Among local developers, Raleigh’s Ethan Nicholas arguably is one of the biggest success stories. His iShoot application, a tank artillary game, netted him some $600,000 in one month last year.Karen Jirak, who works full time at EMC in Research Triangle Park, founded app development firm Bee Appi last summer. The company’s word game Cyber Word became a top seller on the Apple app store shortly after its October launch.

Jirak says Bee Appi is lean. The four employees work from home. Cyber Word was developed during many long nights when Jirak wasn’t at EMC. But she says her small company was able to reach users through Apple’s online store.

The app store makes it easier for developers to reach users, says Rob Terrell, founder of Raleigh firm TouchCentric. The store was intended to cut out the middle man in bringing products to market. Developers sell directly to consumers through the store. Apple receives a cut.

But the store’s growing popularity – Apple now boasts more than 100,000 apps available for the iPhone – makes for an increasingly crowded field that’s more and more difficult to crack.

“It’s not, ‘if you build it, they will come,” Terrell says. “That doesn’t happen anymore.” Dathan Kazsuk Triangle developers, from left, Dawson Roark, Karen Jirak and Rob Terrell show off their apps.

Terrell found success by getting into the app store early. He developed a gaming app in 2007, well before Apple released software development information for the iPhone in 2008. The app quickly climbed into the top 25 in the games category. In order to crack the top 25, Terrell’s game had to have been downloaded at least 300 times every day for about $2.99 per download. He has since developed apps for television stations, including WRAL-TV.

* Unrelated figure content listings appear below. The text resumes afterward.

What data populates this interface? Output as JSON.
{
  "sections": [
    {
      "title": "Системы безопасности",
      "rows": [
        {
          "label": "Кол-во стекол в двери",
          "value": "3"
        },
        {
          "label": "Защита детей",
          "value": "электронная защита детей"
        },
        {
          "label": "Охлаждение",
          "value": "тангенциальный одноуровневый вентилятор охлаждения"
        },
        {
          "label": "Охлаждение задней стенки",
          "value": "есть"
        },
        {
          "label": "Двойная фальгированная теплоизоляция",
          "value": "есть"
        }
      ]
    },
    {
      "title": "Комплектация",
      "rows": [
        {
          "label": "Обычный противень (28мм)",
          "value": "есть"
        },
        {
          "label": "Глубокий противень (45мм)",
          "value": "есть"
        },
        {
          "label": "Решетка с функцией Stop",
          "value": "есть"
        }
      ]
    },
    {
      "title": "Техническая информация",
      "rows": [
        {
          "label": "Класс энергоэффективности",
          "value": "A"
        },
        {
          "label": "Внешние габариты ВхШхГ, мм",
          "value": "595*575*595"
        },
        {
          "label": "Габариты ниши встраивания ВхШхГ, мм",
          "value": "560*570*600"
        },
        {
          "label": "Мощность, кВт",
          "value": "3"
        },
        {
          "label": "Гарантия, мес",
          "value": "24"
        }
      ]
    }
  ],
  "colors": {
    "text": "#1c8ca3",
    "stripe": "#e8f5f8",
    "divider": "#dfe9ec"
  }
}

The app store lists only the top 100 apps in any category. Good apps get overlooked if they’re not ranked, says Dawson Roark, founder of Raleigh company Decode Solutions, which helps app developers research and market their apps. Roark says successful apps fill some need. Businesses are looking for apps that help their employees handle data from remote locations or communicate through social networking.

Jirak says she is considering developing products for Google’s Android platform, a competitor to the iPhone. Terrell says that regardless of the platform, even the best app is no guarantee of success. “Apps don’t sink or swim based solely on the quality of the app itself,” he says.